Deep learning for post-hurricane aerial damage assessment of buildings

This study aims to improve post-disaster preliminary damage assessment (PDA) using artificial intelligence (AI) and unmanned aerial vehicle (UAV) imagery. In particular, a stacked convolutional neural network (CNN) architecture is introduced and trained on an in-house visual dataset from Hurricane Dorian. To account for the ordinality of damage level classes, the cross-entropy classification loss function is replaced with the square of earth mover's distance (EMD2) loss. The trained model achieves 65.6% building localization precision and 61% (90% considering +/- 1 class deviation from ground-truth) classification accuracy. It also exhibits a positive accuracy-confidence correlation, which is valuable for model assessment in situations where ground-truth information is not readily available.
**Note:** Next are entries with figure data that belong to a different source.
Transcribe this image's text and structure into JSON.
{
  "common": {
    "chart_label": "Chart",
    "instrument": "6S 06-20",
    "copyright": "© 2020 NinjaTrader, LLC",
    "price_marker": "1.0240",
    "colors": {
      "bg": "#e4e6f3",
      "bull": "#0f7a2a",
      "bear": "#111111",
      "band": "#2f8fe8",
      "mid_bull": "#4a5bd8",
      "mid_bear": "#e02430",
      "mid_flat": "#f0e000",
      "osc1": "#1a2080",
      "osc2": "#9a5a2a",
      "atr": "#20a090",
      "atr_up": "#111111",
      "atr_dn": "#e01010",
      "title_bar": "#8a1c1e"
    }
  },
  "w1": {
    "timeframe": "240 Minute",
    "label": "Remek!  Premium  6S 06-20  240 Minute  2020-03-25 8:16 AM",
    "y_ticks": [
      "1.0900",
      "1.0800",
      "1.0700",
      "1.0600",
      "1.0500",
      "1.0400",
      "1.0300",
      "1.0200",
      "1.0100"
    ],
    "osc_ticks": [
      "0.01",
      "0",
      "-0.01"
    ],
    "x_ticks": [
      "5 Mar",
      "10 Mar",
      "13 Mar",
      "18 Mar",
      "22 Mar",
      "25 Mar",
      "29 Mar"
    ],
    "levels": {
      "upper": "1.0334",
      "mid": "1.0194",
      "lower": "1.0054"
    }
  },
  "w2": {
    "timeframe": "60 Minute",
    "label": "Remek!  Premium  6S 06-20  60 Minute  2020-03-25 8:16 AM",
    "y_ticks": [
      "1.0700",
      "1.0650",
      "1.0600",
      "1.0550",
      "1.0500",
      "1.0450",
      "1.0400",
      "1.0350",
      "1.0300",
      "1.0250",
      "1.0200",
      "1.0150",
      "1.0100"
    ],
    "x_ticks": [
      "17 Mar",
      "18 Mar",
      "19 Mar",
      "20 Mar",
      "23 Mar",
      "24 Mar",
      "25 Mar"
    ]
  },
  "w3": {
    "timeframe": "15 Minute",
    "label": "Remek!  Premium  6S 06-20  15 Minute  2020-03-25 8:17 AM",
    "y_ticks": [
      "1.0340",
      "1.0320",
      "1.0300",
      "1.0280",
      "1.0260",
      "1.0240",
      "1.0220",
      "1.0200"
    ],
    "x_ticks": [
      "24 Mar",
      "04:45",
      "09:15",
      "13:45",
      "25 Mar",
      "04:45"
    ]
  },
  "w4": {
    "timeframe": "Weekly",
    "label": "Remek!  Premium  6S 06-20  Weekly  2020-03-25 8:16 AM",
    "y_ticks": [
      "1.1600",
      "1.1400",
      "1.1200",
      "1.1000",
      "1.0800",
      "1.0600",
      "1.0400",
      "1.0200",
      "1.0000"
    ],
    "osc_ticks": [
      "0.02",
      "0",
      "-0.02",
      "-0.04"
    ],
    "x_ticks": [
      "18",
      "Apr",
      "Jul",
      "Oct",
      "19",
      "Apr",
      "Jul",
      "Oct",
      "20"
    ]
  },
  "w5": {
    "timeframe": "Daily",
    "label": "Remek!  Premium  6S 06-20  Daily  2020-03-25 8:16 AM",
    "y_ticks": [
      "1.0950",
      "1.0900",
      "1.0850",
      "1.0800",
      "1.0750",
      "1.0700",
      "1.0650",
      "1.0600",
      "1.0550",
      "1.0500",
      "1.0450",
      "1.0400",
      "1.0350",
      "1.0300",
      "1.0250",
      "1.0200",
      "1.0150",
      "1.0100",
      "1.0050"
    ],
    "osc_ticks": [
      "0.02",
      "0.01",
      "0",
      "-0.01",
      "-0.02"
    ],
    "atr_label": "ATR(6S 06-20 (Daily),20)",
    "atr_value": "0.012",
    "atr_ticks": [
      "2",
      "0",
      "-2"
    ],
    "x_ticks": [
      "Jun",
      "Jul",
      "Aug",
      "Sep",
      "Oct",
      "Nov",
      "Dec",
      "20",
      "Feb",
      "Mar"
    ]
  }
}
Finally, the outcome of damage assessment is compared with the literature by examining the relationship between building size and number of stories, and severity of induced disaster damage.

Automated summary

This study improves post-disaster preliminary damage assessment using a stacked convolutional neural network trained on UAV imagery from Hurricane Dorian. The model achieves high building localization precision and classification accuracy, with a positive accuracy-confidence correlation for situations where ground-truth information is not readily available. The relationship between building size, number of stories, and disaster damage severity is also examined for damage assessment comparison.